The deans of these schools have said that they tried to speak with both the parties regarding the issues but their efforts went in vain. The semester examination for different departments of the university, which were supposed to start from the second week of June, had to be postponed indefinitely.

Pandey, who has now been sent on a 30-day leave after a fact-finding team was constituted by the HRD ministry on 12 July, had stated before the media that the allegations made against him by MUSU were "false and baseless" and that he will not resign from his post.

On the charges leveled against him of not staying at the university for even 10 days a month, unlike previous vice-chancellors, he said that his visit outside the state were for official purpose and related to university works.

He also denied the allegation of irregularities in the installation of smart classes. He mentioned that the smart classes here proposed as per the decisions made in the meeting of higher authority for digitisation. The job of installation of smart classes was given to ITI Limited (a Government of India undertaking) after they won the tender which the university had floated.

Efforts made to resolve the crisis 
Though the Centre sent a joint secretary-level officer in early part of June to hold discussion with the agitating students, the talks failed to break the ice and the impasse is still continuing in the institute.

Of late, there has also been pressure from various quarters for a solution to the varsity impasse.

After Pandey was sent on leave, the senior most professor of the varsity, W Vishwanath, was made the vice-chancellor in-charge.

However, the MUSU, MUTA and the MUSA had opposed the formation of the fact-finding committee, saying that their demand was to constitute an ‘independent’ enquiry committee after Pandey's removal. They termed the committee an “insincere attempt by the ministry meant only to divert the demands of the university community”.

Manipur chief minister N Biren Singh requested HRD minister Prakash Javadekar for an impartial inquiry to be headed by a retired judge of a high court, and so, on 17 July, the ministry reconstituted probe panel.

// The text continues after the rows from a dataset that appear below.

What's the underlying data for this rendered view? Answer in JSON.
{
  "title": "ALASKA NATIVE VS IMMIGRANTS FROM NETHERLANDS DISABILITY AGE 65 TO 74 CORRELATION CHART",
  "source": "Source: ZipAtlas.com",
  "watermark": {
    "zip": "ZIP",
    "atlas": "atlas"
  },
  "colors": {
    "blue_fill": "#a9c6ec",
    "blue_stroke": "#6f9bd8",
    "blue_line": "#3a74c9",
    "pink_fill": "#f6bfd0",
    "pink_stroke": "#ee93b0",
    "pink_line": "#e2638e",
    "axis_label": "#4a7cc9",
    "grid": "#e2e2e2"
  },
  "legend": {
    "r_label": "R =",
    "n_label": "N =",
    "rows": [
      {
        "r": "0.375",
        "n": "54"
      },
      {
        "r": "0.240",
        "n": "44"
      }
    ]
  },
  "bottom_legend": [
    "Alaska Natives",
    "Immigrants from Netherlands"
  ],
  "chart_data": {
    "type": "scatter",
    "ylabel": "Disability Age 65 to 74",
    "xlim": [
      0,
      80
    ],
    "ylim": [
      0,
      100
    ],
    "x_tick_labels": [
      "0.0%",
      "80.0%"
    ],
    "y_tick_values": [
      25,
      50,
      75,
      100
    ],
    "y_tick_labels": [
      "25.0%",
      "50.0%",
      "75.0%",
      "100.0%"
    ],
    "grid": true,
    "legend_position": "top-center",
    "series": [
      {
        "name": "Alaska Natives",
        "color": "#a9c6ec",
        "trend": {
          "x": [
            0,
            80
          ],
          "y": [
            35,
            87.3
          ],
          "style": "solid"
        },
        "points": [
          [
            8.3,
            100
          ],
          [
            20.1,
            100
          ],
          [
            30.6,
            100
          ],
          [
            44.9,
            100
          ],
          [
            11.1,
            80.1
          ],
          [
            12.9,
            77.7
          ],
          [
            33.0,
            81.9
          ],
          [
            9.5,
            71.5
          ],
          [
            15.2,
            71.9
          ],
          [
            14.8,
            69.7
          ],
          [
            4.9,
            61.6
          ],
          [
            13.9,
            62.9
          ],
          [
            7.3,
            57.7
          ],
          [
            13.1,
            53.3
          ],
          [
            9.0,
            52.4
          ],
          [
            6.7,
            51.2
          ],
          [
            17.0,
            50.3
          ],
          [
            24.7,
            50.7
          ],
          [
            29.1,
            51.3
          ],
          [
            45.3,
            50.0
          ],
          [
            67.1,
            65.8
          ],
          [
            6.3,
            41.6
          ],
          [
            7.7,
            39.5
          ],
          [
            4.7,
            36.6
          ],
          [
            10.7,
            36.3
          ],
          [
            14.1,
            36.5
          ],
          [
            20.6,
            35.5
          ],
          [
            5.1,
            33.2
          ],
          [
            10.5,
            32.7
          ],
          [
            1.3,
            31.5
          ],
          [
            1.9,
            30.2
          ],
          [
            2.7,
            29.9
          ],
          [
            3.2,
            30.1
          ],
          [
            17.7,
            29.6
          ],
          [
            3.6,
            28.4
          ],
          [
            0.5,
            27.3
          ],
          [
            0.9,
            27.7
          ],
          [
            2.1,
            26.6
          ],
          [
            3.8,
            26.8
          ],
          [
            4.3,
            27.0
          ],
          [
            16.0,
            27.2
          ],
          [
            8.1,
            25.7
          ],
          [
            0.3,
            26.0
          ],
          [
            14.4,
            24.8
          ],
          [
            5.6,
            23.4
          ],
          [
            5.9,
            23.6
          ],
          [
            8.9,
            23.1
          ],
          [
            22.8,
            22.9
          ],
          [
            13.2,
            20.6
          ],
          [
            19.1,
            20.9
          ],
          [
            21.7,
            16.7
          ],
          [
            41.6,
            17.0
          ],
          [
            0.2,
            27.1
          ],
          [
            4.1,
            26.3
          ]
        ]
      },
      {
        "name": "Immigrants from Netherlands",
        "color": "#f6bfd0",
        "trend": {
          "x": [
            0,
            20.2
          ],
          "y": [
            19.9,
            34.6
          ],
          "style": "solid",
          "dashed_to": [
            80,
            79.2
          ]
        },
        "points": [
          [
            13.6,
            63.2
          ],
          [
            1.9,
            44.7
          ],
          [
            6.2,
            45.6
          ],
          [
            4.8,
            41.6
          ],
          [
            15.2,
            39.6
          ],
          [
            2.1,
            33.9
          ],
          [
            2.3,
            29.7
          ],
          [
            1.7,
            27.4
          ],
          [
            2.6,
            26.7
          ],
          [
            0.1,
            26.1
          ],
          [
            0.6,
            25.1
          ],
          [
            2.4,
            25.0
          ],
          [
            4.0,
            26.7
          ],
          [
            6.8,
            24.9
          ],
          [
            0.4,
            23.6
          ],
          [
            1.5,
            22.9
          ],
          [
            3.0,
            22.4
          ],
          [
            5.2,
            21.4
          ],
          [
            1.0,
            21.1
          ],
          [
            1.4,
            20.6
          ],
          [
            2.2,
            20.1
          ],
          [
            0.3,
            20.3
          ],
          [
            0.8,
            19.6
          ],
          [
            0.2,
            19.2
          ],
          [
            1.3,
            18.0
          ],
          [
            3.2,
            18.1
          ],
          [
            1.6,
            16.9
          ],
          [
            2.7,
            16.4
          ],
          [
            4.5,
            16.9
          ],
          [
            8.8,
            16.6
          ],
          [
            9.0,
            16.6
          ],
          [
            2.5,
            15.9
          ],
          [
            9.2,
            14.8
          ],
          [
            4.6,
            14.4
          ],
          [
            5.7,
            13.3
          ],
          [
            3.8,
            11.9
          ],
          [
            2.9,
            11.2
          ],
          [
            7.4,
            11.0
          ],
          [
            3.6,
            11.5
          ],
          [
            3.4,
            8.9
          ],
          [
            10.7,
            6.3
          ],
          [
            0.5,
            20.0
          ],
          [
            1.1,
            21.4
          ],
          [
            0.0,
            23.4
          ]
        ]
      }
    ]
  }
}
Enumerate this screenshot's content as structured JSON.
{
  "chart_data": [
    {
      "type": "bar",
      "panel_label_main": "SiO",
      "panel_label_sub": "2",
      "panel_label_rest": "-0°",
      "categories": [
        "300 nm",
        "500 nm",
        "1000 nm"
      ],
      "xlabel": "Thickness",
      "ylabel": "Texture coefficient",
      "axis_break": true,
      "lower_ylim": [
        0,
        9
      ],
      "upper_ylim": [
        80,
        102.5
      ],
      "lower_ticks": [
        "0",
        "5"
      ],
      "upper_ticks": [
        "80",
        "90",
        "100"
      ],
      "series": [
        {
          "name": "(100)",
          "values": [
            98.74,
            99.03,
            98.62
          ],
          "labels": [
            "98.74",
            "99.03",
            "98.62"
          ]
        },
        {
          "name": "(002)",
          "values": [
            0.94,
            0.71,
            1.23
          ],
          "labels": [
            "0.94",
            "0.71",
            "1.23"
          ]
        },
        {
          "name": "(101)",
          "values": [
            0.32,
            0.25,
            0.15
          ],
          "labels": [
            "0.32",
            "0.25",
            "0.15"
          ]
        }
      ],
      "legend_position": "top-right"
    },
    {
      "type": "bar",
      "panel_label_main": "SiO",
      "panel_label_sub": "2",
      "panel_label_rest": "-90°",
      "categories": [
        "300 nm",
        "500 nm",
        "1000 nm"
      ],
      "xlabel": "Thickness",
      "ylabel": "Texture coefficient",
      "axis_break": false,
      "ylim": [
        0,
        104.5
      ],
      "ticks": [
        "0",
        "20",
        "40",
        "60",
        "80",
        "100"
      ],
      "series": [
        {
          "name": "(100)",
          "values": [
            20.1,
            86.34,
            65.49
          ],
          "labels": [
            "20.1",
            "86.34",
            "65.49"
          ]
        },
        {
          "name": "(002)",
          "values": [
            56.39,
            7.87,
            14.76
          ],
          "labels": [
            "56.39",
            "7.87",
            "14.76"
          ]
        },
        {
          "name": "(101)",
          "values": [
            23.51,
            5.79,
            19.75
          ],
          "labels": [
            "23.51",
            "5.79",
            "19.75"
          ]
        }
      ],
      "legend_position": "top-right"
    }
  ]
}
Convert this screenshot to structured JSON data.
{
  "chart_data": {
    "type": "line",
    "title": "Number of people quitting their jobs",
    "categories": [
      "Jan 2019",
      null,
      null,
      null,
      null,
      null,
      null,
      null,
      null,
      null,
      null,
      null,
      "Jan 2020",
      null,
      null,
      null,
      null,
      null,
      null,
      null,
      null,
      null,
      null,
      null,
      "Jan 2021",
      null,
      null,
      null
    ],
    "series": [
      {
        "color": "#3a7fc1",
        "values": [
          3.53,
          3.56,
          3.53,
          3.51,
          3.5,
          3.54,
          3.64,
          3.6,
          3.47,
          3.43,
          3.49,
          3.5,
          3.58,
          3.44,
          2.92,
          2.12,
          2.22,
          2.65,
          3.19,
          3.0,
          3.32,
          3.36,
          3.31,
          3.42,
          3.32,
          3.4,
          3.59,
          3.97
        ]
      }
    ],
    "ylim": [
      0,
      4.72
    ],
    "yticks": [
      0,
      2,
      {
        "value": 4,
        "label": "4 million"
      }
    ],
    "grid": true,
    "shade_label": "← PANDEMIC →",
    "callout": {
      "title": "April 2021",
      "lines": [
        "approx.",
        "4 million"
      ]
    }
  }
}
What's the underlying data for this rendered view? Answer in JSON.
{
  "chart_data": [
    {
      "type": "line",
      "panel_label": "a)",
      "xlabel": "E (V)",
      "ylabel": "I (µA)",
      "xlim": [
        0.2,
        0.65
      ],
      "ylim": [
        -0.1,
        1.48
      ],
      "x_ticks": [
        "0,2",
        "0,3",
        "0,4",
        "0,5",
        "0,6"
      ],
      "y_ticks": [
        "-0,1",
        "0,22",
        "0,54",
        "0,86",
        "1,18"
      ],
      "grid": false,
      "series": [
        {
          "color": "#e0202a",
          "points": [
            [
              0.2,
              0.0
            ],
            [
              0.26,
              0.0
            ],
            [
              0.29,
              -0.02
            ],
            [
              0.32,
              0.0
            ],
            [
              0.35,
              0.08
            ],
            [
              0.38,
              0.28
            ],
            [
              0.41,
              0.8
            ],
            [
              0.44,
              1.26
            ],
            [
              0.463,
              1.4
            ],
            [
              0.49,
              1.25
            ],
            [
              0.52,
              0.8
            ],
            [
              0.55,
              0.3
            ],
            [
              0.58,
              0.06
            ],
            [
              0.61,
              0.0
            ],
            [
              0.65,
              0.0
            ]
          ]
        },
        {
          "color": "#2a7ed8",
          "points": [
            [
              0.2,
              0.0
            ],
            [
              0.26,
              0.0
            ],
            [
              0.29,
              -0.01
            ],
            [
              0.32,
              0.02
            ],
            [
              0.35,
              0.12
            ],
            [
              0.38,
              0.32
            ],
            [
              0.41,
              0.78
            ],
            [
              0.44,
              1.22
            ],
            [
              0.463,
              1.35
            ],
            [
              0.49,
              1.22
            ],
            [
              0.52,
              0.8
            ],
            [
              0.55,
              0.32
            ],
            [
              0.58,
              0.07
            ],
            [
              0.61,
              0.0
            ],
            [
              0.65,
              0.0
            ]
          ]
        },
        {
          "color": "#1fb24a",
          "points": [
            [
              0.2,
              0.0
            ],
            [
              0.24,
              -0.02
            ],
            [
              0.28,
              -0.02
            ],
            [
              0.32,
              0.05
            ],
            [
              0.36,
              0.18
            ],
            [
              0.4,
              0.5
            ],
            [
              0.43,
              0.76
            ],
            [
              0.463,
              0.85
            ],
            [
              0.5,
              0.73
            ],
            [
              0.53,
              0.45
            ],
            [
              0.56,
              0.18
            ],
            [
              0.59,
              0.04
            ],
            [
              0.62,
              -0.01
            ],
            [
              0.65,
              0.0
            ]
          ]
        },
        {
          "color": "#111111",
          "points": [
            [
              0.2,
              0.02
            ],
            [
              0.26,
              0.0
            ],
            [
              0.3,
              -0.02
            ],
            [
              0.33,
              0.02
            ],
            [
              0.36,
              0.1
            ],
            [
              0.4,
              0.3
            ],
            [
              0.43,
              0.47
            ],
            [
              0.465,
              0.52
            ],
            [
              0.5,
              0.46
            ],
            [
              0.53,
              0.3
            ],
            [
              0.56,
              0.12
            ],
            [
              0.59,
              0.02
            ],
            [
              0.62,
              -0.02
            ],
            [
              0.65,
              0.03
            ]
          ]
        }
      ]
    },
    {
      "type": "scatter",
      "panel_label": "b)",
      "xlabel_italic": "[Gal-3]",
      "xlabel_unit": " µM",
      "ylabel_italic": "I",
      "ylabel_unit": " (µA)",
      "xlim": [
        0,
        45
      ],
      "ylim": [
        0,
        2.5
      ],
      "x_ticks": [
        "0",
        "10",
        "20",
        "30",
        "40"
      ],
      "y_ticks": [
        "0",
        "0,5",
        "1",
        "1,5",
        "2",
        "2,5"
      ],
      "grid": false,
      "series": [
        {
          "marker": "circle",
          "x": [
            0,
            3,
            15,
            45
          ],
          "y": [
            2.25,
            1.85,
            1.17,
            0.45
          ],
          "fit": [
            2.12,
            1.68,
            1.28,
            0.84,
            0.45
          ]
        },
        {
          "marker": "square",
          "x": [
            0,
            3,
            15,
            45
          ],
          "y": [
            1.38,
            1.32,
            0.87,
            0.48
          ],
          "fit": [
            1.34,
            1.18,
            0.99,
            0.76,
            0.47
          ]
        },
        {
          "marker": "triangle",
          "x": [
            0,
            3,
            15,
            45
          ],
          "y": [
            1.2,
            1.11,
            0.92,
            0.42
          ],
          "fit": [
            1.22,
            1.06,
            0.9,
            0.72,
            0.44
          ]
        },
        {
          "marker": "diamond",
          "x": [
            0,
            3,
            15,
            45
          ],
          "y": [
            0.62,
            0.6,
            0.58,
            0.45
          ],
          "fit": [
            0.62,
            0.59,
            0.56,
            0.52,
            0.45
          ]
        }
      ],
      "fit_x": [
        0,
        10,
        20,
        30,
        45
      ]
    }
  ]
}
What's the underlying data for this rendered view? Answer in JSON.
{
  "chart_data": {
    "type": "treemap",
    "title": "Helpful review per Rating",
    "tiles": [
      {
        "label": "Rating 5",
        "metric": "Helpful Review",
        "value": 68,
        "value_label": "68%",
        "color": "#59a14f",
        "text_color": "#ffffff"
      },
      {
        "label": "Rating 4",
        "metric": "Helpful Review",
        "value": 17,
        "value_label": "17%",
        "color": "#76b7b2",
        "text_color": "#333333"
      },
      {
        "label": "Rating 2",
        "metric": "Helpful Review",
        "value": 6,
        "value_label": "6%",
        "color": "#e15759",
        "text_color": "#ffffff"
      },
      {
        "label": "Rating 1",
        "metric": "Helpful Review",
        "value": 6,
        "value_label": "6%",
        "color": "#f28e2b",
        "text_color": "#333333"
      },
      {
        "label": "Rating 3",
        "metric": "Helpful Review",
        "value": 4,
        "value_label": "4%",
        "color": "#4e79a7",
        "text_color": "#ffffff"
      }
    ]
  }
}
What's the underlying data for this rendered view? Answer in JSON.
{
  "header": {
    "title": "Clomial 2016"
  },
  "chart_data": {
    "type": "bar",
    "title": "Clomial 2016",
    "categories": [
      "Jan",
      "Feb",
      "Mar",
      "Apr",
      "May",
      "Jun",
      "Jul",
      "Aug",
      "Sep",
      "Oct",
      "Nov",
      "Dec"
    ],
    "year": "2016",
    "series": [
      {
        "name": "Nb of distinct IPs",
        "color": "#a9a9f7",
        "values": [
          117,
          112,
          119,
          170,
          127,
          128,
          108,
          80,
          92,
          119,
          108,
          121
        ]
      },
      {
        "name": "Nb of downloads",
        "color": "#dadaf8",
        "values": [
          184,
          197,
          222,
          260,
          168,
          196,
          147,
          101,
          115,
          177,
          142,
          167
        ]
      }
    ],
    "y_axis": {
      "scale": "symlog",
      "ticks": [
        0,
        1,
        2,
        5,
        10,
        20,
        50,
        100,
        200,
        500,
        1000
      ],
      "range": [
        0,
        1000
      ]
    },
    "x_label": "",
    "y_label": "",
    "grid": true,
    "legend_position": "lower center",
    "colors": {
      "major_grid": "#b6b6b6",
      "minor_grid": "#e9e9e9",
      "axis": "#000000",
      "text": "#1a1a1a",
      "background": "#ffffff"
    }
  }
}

The re-constituted fact-finding committee is headed by the former acting chief justice of the Meghalaya High Court, T Nandakumar. Also, UGC joint secretary JK Tripathi, and S Singh of the HRD ministry, would be functioning as members of the committee.

The reconstituted fact-finding committee would be free to devise its own procedure for conducting the inquiry, an order by the HRD ministry said. However, according to the order, while formulating the final conclusion, the committee will "rationally consider the response of the concerned persons in accordance with the principles of natural laws".

The committee has been asked to submit its report 17 August, after conducting a field visit and a discussion with all the stakeholders.

However, two days after reconstitution of the fact-finding committee, the MUSA and its allies called for general strike, paralysing life in the state. They stated that while the appointment of a retired acting chief justice as chairman of the committee is laudable, the reconstituted committee was neither independent nor judicial.

Even as the entire state is getting restive over prolonged closure of Manipur University that has put the future of students at stake, the agitating groups have decided to launch indefinite hunger strike from 10 August. Now, mudslinging is beginning among political parties over the issue, creating the atmosphere hazier in the state, where agitations refuse to die down easily.